De nombreuses personnes trans revendiquent aujourd’hui un droit d’accès à la PMA. Elles souhaiteraient que leur corps sexué (qu’elles ont donc refusé en changeant d’état civil) soit pris en compte. Par exemple lorsqu’un homme trans en couple avec un homme revendique le droit à la PMA, il demande à porter lui-même l’enfant du couple au motif qu’il possède un utérus capable de l’accueillir. De même, lorsqu’une femme trans en couple avec une femme souhaite concevoir un enfant par le biais d’une PMA, elle voudrait que ses spermatozoïdes soient utilisés.
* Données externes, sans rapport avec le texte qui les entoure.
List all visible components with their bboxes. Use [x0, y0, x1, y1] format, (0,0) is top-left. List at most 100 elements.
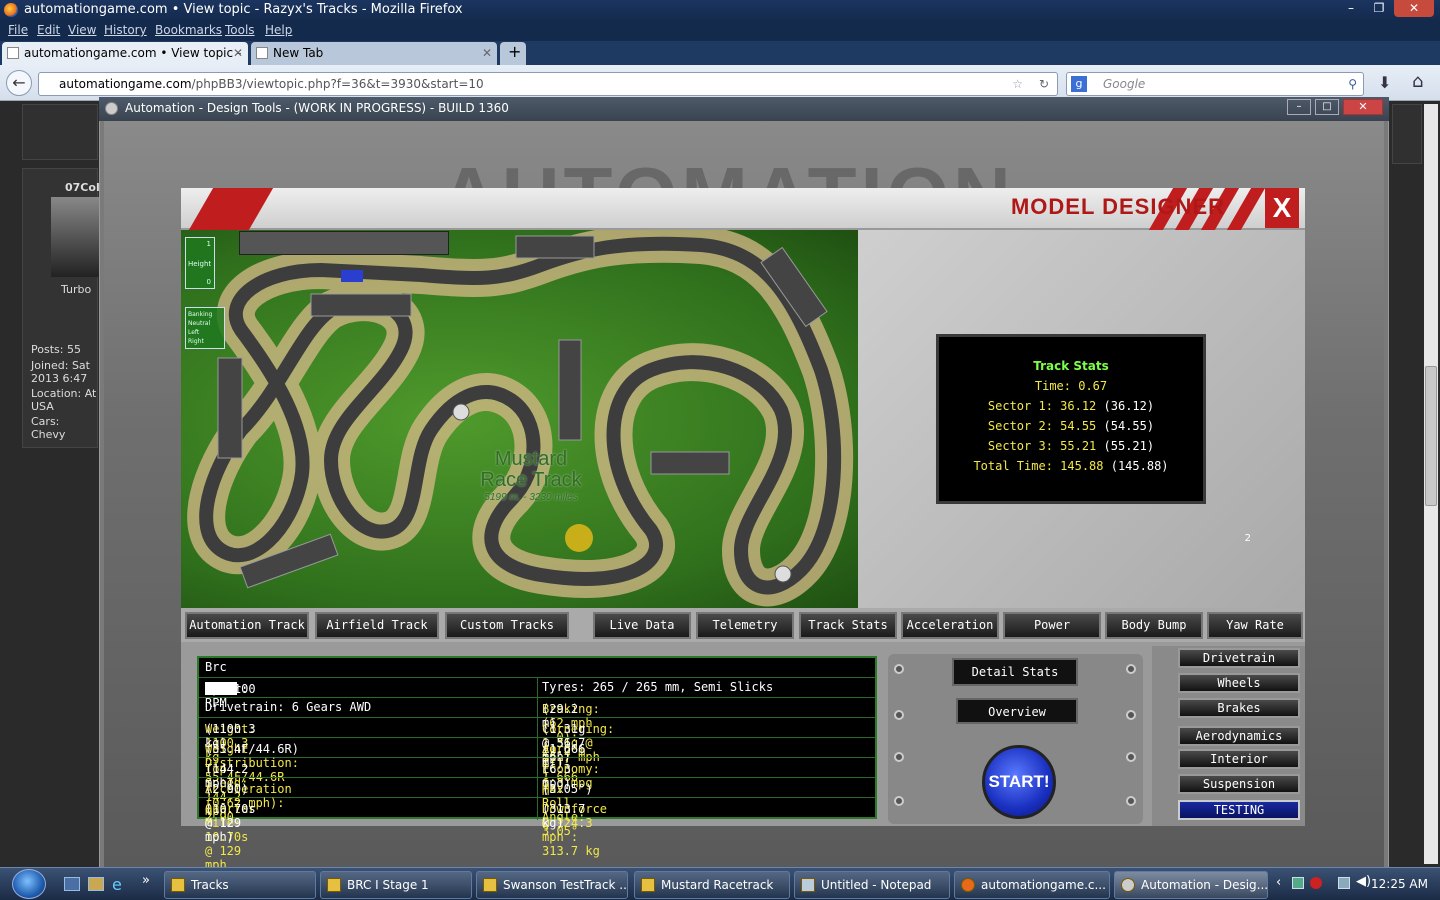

Des amendements visant à légaliser cette pratique ont été proposés à l’Assemblée nationale et au Sénat lors des débats sur le projet de loi bioéthique, mais les deux assemblées ont rejeté cette possibilité.
Enjeux Éthiques et Sociétaux
La PMA et la GPA soulèvent des questions éthiques et sociétales complexes. La PMA, bien qu'encadrée légalement, interroge sur les limites de l'intervention médicale dans la procréation et sur les droits des enfants nés de ces techniques. La GPA, quant à elle, suscite des débats passionnés sur la marchandisation du corps humain, l'exploitation des femmes, et la définition de la filiation.
La marchandisation des produits du corps humain
Moins d’un an après le vote de la loi de bioéthique, les demandes de PMA pour toutes ne cessent d’augmenter. Or, si le nombre de prises en charge s’accélère, le nombre de dons de sperme n’augmente pas. En France, environ 300 dons de sperme sont effectués chaque année ; une quantité insuffisante pour répondre à la demande. La loi sur la levée de l’anonymat a fini de dissuader les volontaires, qui ne souhaitent pas être tenus pour les parents des enfants qui naissent de leur don. Les délais d’attente pour effectuer une PMA avec don de sperme s’allongent donc de manière exponentielle. Vient l’idée suivante : pour motiver les donneurs, il faudrait les rémunérer !
La loi interdit actuellement la vente des produits du corps humain, craignant que leur marchandisation mène à des dérives mercantiles contraires au principe de la dignité humaine. Face à la multiplication des PMA, cette interdiction perdurera-t-elle encore longtemps ?
La méthode ROPA
La méthode ROPA (réception d’ovules par la partenaire) est un procédé de FIV destiné aux couples de femmes. Cette technique nécessite le don d’ovocytes de l’une et l’utilisation de l’utérus de l’autre. Elle vise à faire croire à une double maternité alors même que l’enfant a toujours une branche paternelle et UNE SEULE branche maternelle. En ce qu’elle fait croire que la maternité peut être partagée entre celle qui porte et celle qui donne son patrimoine, la méthode ROPA est l’antichambre de la GPA. La légalisation de cette pratique entraînerait une grande confusion chez l’enfant, qui ne saurait plus qui est sa mère. Cette méthode n’est pas autorisée en France.
Des amendements visant à légaliser cette pratique ont été proposés à l’Assemblée nationale et au Sénat lors des débats précédant la loi de bioéthique, mais les deux assemblées ont rejeté cette possibilité.